The playa was littered with a sea of colorful shotgun shells and brass casings left behind by hunters and sport shooters, but there were no sportsmen there in March, and Lindsay had the desert largely to herself as she wandered away from the group. Part of a bird watching group visiting the Blanca Wetlands of south central Colorado, Lindsay was not there for the birds. Rather, she was there watching the bird watchers, photographing us for a magazine article.
I, too, had strayed from the group and was watching a handful of American coots on a small pond when I heard Lindsay’s voice forty yards behind me. She was talking with Chuck, a Bureau of Land Management (BLM) employee, and the two of them were focused intently on Lindsay’s outstretched hand. Intrigued, I walked over.
At first I thought she was holding some trinket from a gumball machine—so clear, colorless, and perfect. It must be a plastic toy replica, I thought. It couldn’t possibly be real… But I quickly realized what they already knew: the perfectly-knapped quartz arrowhead she held was very real.
The little point, roughly an inch-and-a-quarter long had no visible nicks or chips. It was flawless. In her hand, it appeared slightly milky white, but when Lindsay held it up to the sun, light passed through barely hindered. It was nearly as clear as a diamond.
I have seen plenty of flint-knapped points, and found a couple of them over the years, but never had I seen anything like this. A piece of quartz, worked by a master craftsman into a form that was, to my eye, more appropriate for exhibition as art, than for hunting.
Soon, a small crowd of binocular-wielding tourists was gathered around us, passing the wonder from hand to hand. An announcement that it was time to board the bus interrupted the show-and-tell, followed by an expected but unwelcome follow-up from Chuck: “I marked the spot with my jacket… Time to put it back.”
The three of us walked out to the spot where Lindsay had first seen the point. Chuck picked up his jacket and turned back towards the bus, trusting that Lindsay would do as instructed. Lindsay surveyed her surroundings, as I looked over my shoulder at Chuck who was back out on the dirt road and paying no attention to us. We looked down at the point, clearly thinking the same thing.

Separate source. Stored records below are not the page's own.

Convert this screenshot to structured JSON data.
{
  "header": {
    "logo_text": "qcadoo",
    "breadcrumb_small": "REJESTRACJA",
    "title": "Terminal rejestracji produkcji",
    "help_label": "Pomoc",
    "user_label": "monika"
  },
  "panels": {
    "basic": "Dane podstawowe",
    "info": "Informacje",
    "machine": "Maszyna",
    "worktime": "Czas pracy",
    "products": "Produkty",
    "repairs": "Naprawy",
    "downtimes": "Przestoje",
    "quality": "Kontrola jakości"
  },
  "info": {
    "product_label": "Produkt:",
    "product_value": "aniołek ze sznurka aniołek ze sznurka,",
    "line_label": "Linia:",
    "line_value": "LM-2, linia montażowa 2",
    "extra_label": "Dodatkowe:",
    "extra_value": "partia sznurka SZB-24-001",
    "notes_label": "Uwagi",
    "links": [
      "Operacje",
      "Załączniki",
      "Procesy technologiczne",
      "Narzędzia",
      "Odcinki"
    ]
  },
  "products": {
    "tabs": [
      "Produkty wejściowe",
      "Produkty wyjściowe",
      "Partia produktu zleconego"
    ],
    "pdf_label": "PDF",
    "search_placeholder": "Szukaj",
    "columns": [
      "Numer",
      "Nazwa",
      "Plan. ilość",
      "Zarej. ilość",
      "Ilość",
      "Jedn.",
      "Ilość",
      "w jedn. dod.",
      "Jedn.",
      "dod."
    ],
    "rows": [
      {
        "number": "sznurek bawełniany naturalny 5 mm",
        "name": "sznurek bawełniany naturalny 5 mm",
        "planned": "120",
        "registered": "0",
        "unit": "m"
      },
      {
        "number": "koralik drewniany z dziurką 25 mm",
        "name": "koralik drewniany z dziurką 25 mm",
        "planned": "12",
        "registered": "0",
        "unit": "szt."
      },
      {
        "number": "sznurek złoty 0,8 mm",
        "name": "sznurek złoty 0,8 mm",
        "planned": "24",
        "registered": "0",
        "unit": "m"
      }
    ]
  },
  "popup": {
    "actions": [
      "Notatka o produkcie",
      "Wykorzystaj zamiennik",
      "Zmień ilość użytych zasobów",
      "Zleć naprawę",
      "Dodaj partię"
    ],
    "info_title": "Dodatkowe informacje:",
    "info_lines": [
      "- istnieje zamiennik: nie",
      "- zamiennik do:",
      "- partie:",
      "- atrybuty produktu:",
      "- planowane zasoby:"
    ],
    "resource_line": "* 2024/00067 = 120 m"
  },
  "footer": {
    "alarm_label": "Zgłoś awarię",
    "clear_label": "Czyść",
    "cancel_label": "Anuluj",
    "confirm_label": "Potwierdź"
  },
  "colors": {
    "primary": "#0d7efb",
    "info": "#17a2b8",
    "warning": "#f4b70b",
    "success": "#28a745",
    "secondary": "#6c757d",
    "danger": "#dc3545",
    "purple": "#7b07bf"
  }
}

After a silent moment, she set the point back on the ground where I photographed it. We said nothing, but I was certain she was thinking the same thing I was. I looked back at the bus. Chuck was nowhere in sight. Nobody was watching.
As we walked back to the bus, I picked up a 12 gauge shell and smelled it. The sweet smell of gunpowder was still faintly present. I thought it curious that this modern tool served the same purpose as Lindsay’s point and, like that artifact, was left behind by a hunter. Yet nobody would have complained had I walked off with this one. I suspect, in fact, I would have been thanked for picking up “litter.”
The next day, I considered driving back out, parking at the gate, and walking the mile or so to find the point. I was confident I knew exactly where we had left it. After all, I reasoned, it is only a matter of time before it is found by another, and I am equally confident that when it is, without Chuck there to police the situation, it will be pocketed by someone, and taken home.
I appreciate the value of protecting archaeological sites from looting. There are things to be learned by uncovering snapshots in time from cultures long extinct, migrated, or evolved. But Lindsay’s point wasn’t part of a site to be excavated. It was a solitary artifact on a hunting ground. I could understand requiring Lindsay’s point to be turned over to the BLM for display in a visitors center or museum. But a single arrowhead lying in the desert isn’t going to serve to enlighten archaeologists about ancient life in the San Luis Valley. Left behind, it is far more likely to end up on that mantle beside a piece of petrified wood, beneath some mallard, teal, or wood duck, to be shown off to friends.
We want to honor the people who inhabited the land before us—especially after the unspeakable atrocities we committed against so many of them, but do we honor a people or a history by lugging weapons of mass duck destruction into the wilderness, and littering the landscape with hunting detritus, then leaving their ancient art in the dirt for anyone to trample, pocket, or sell on the black market?
I wish I had slipped Lindsay’s point into my camera bag, and slipped it away unnoticed, taken it home, and later, mailed it to her. Not because she has some inherent right to it, but the BLM wasn’t interested in giving it any place of honor, and at least Lindsay is an artist who appreciates things of beauty. Personally, I would rather it be on display in a museum honoring a time, a people, and a way of life long past. If the BLM hasn’t such interest, however, I would prefer that it in the hands of a photographer from NY who will treasure it, protect it, and photograph it, than for it to end up on the mantle as one more trophy harvested.